The need for a human rights approach to digital health

PI and our partners have come to the same conclusion as the public health sector: while some issues around equality and accessibility issues - such as the digital divide - are increasingly discussed with regards to digital health and health in general, there is limited consideration of the broader human rights implications and in particular the right to privacy beyond data protection compliance issues.

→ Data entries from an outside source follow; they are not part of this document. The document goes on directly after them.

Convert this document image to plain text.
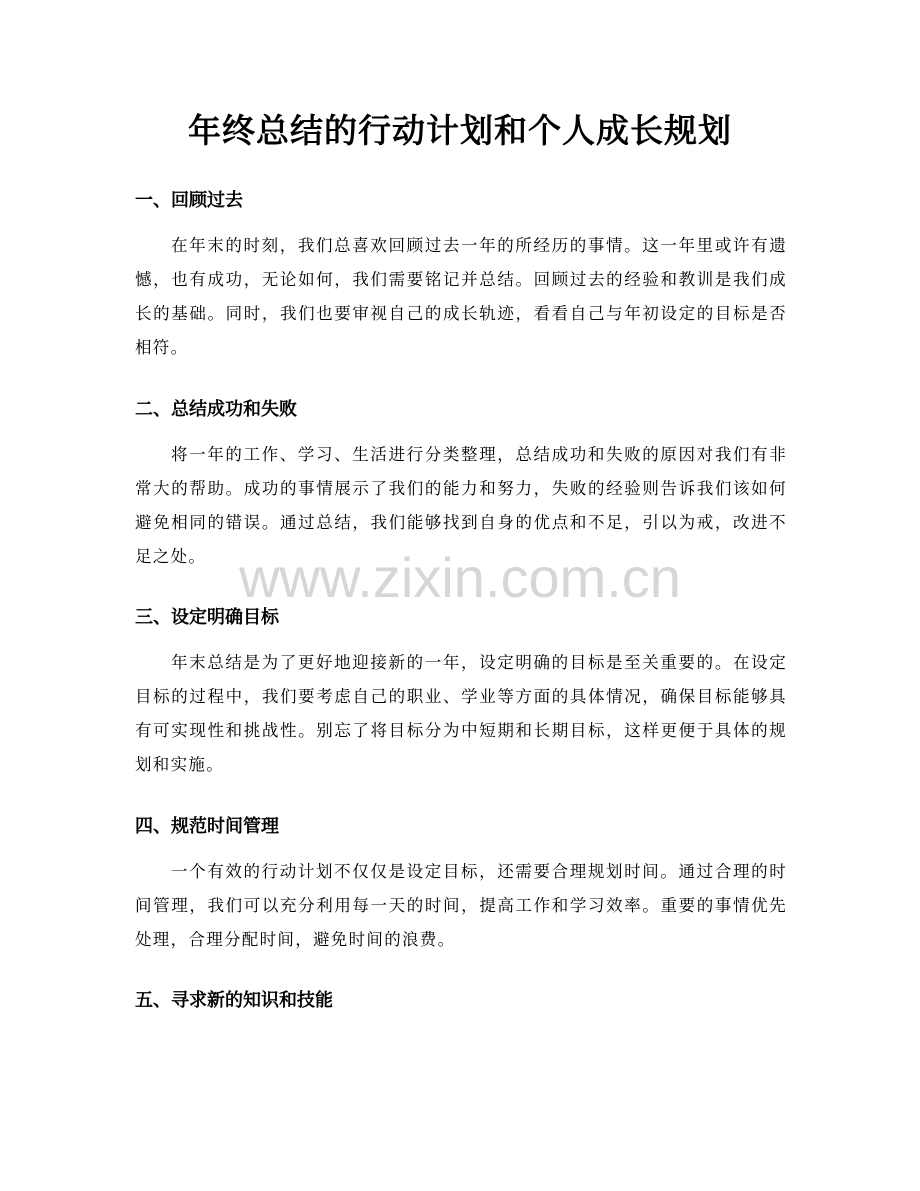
年终总结的行动计划和个人成长规划
一、回顾过去

在年末的时刻，我们总喜欢回顾过去一年的所经历的事情。这一年里或许有遗憾，也有成功，无论如何，我们需要铭记并总结。回顾过去的经验和教训是我们成长的基础。同时，我们也要审视自己的成长轨迹，看看自己与年初设定的目标是否相符。

二、总结成功和失败

将一年的工作、学习、生活进行分类整理，总结成功和失败的原因对我们有非常大的帮助。成功的事情展示了我们的能力和努力，失败的经验则告诉我们该如何避免相同的错误。通过总结，我们能够找到自身的优点和不足，引以为戒，改进不足之处。

三、设定明确目标

年末总结是为了更好地迎接新的一年，设定明确的目标是至关重要的。在设定目标的过程中，我们要考虑自己的职业、学业等方面的具体情况，确保目标能够具有可实现性和挑战性。别忘了将目标分为中短期和长期目标，这样更便于具体的规划和实施。

四、规范时间管理

一个有效的行动计划不仅仅是设定目标，还需要合理规划时间。通过合理的时间管理，我们可以充分利用每一天的时间，提高工作和学习效率。重要的事情优先处理，合理分配时间，避免时间的浪费。

五、寻求新的知识和技能
www.zixin.com.cn
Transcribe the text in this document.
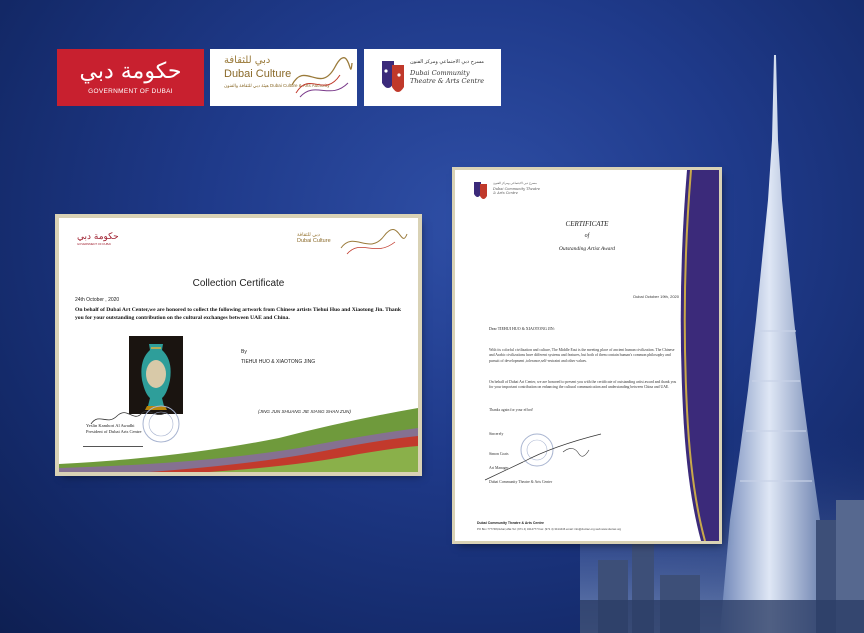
حكومة دبي
GOVERNMENT OF DUBAI
دبي للثقافة
Dubai Culture
هيئة دبي للثقافة والفنون Dubai Culture & Arts Authority
مسرح دبي الاجتماعي ومركز الفنون
Dubai Community Theatre & Arts Centre
حكومة دبي
GOVERNMENT OF DUBAI
دبي للثقافة
Dubai Culture
Collection Certificate
24th October , 2020
On behalf of Dubai Art Center,we are honored to collect the following artwork from Chinese artists Tiehui Huo and Xiaotong Jin. Thank you for your outstanding contribution on the cultural exchanges between UAE and China.
By
TIEHUI HUO & XIAOTONG JING
(JING JUN SHUANG JIE XIANG SHAN ZUN)
Yeslin Kamhori Al Awadhi
President of Dubai Arts Centre
مسرح دبي الاجتماعي ومركز الفنون
Dubai Community Theatre & Arts Centre
CERTIFICATE
of
Outstanding Artist Award
Dubai October 19th, 2020
Dear TIEHUI HUO & XIAOTONG JIN:
With its colorful civilization and culture, The Middle East is the meeting place of ancient human civilization. The Chinese and Arabic civilizations have different systems and features, but both of them contain human's common philosophy and pursuit of development ,tolerance,self-restraint and other values.
On behalf of Dubai Art Center, we are honored to present you with the certificate of outstanding artist award and thank you for your important contribution on enhancing the cultural communication and understanding between China and UAE.
Thanks again for your effort!
Sincerely
Simon Coats
Art Manager
Dubai Community Theatre & Arts Center
Dubai Community Theatre & Arts Centre
PO Box 777748,Dubai,UAE Tel: (971 4) 3414777 Fax: (971 4) 3414446 email: info@ductac.org web:www.ductac.org
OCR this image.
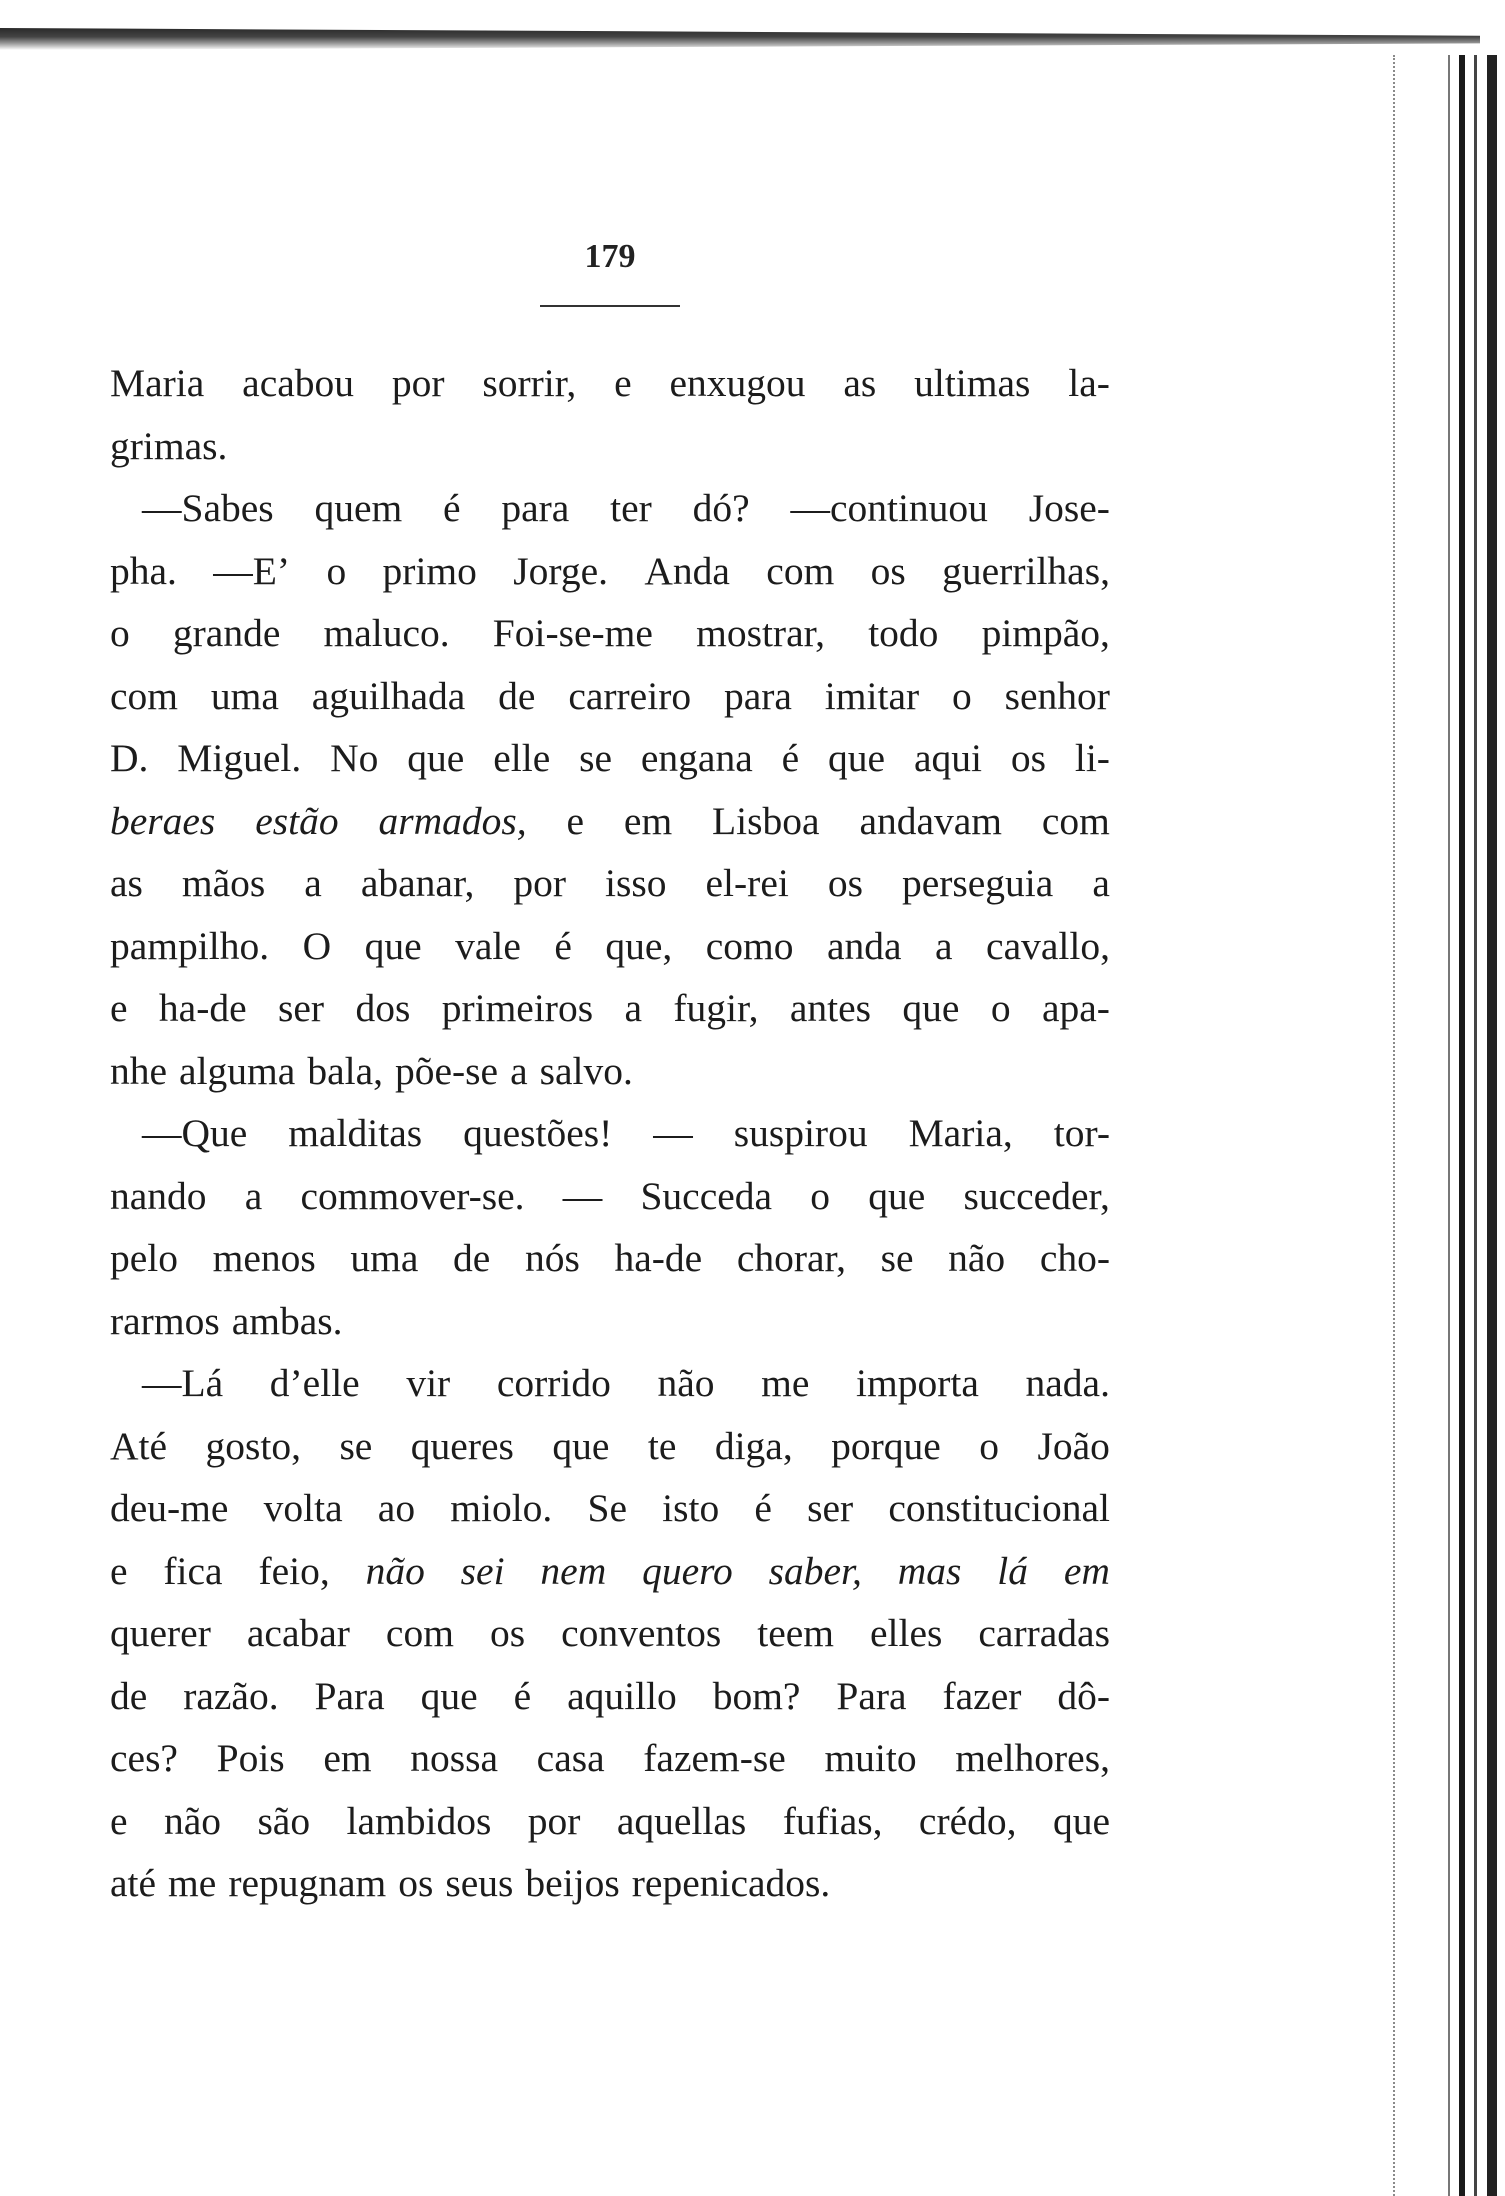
179
Maria acabou por sorrir, e enxugou as ultimas la-
grimas.
—Sabes quem é para ter dó? —continuou Jose-
pha. —E’ o primo Jorge. Anda com os guerrilhas,
o grande maluco. Foi-se-me mostrar, todo pimpão,
com uma aguilhada de carreiro para imitar o senhor
D. Miguel. No que elle se engana é que aqui os li-
beraes estão armados, e em Lisboa andavam com
as mãos a abanar, por isso el-rei os perseguia a
pampilho. O que vale é que, como anda a cavallo,
e ha-de ser dos primeiros a fugir, antes que o apa-
nhe alguma bala, põe-se a salvo.
—Que malditas questões! — suspirou Maria, tor-
nando a commover-se. — Succeda o que succeder,
pelo menos uma de nós ha-de chorar, se não cho-
rarmos ambas.
—Lá d’elle vir corrido não me importa nada.
Até gosto, se queres que te diga, porque o João
deu-me volta ao miolo. Se isto é ser constitucional
e fica feio, não sei nem quero saber, mas lá em
querer acabar com os conventos teem elles carradas
de razão. Para que é aquillo bom? Para fazer dô-
ces? Pois em nossa casa fazem-se muito melhores,
e não são lambidos por aquellas fufias, crédo, que
até me repugnam os seus beijos repenicados.
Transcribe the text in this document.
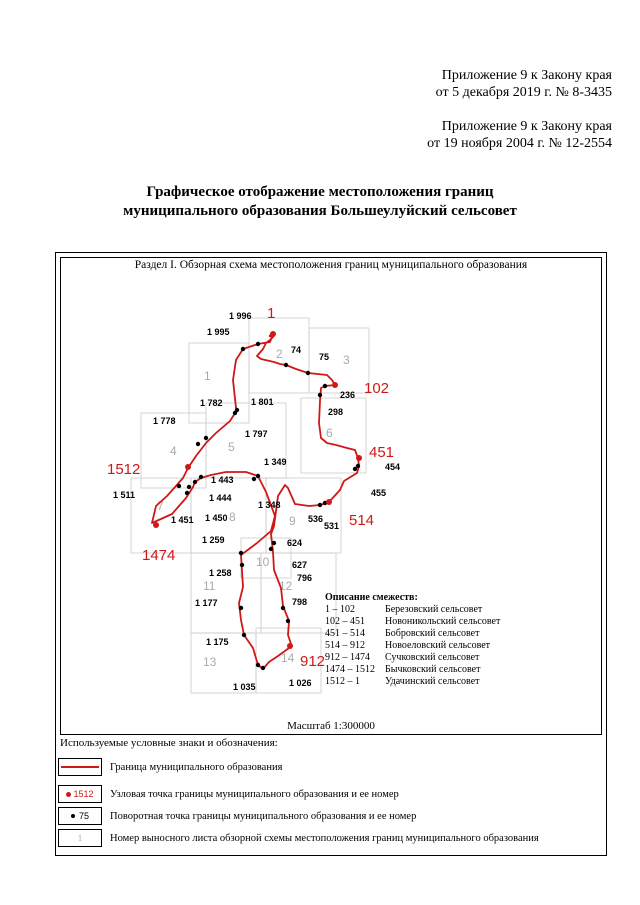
Приложение 9 к Закону края
от 5 декабря 2019 г. № 8-3435
Приложение 9 к Закону края
от 19 ноября 2004 г. № 12-2554
Графическое отображение местоположения границ
муниципального образования Большеулуйский сельсовет
Раздел I. Обзорная схема местоположения границ муниципального образования
1
2	3
4	5
6
7
8	9
10
11	12
13	14
1 996
1 995
74
75
236
298
1 801
1 782
1 797
1 778
454
455
1 349
1 443
1 444
1 450
1 451
1 511
1 348
536
531
624
627
1 259
1 258
1 177
796
798
1 175
1 035	1 026
1
102
451
514
912
1474
1512
Описание смежеств:
1 – 102	Березовский сельсовет
102 – 451	Новоникольский сельсовет
451 – 514	Бобровский сельсовет
514 – 912	Новоеловский сельсовет
912 – 1474	Сучковский сельсовет
1474 – 1512	Бычковский сельсовет
1512 – 1	Удачинский сельсовет
Масштаб 1:300000
Используемые условные знаки и обозначения:
Граница муниципального образования
1512 Узловая точка границы муниципального образования и ее номер
75 Поворотная точка границы муниципального образования и ее номер
1	Номер выносного листа обзорной схемы местоположения границ муниципального образования
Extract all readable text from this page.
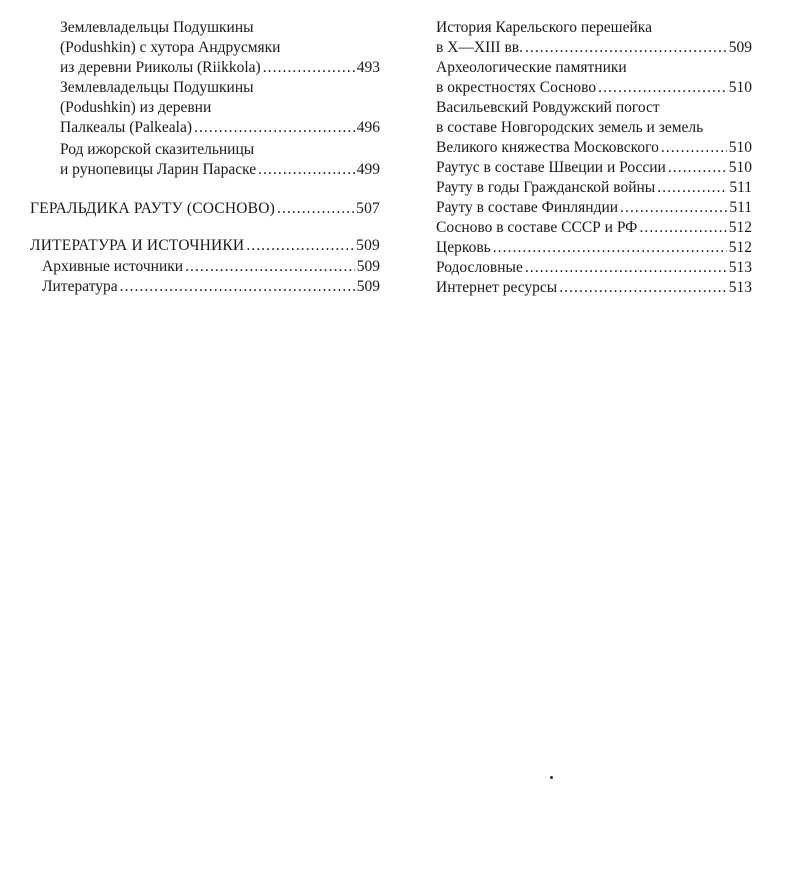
Землевладельцы Подушкины
(Podushkin) с хутора Андрусмяки
из деревни Рииколы (Riikkola) . . .	493
Землевладельцы Подушкины
(Podushkin) из деревни
Палкеалы (Palkeala) . . .	496
Род ижорской сказительницы
и рунопевицы Ларин Параске . . .	499
ГЕРАЛЬДИКА РАУТУ (СОСНОВО) . . .	507
ЛИТЕРАТУРА И ИСТОЧНИКИ . . .	509
Архивные источники . . .	509
Литература . . .	509
История Карельского перешейка
в X—XIII вв. . . .	509
Археологические памятники
в окрестностях Сосново . . .	510
Васильевский Ровдужский погост
в составе Новгородских земель и земель
Великого княжества Московского . . .	510
Раутус в составе Швеции и России . . .	510
Рауту в годы Гражданской войны . . .	511
Рауту в составе Финляндии . . .	511
Сосново в составе СССР и РФ . . .	512
Церковь . . .	512
Родословные . . .	513
Интернет ресурсы . . .	513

What is needed is a comprehensive human rights approach which provides a lens through which to assess developing threats that individuals are exposed to through the proliferation of digital health initiatives. Only by exploring the broader human rights implications from the right to health to non-discrimination and privacy, amongst many others, can we ensure that any proposed digital solutions integrate the safeguards and mitigation strategies necessary to protect people and their rights.

Some of the minimum requirements for governments would include but not be limited to:

• Undertaking Human Rights Due Diligence (HRDD) throughout the life cycle of the digital health initiative they design, develop, deploy, sell, obtain or operate. A key element of their human rights due diligence should be regular, comprehensive human rights impact assessments.
• Ensuring clear, precise and accessible regulatory and legal frameworks are in place:
  • Human rights framework, including data protection law
  • National digital health strategies, with explicit reference to existing obligations under national and international law
  • Accountability including through independent regulatory mechanism and courts
• Establishing effective oversight of the role and responsibility of the private sector through regulated public-private partnerships
• Providing accessible and fair redress mechanisms for individuals and communities adversely affected, and organisations representing their interests
• Increasing understanding amongst health sector of the implications of digital solutions, in particular their limits and associated risks, and how these should inform decision-making from inception to design, implementation and monitoring.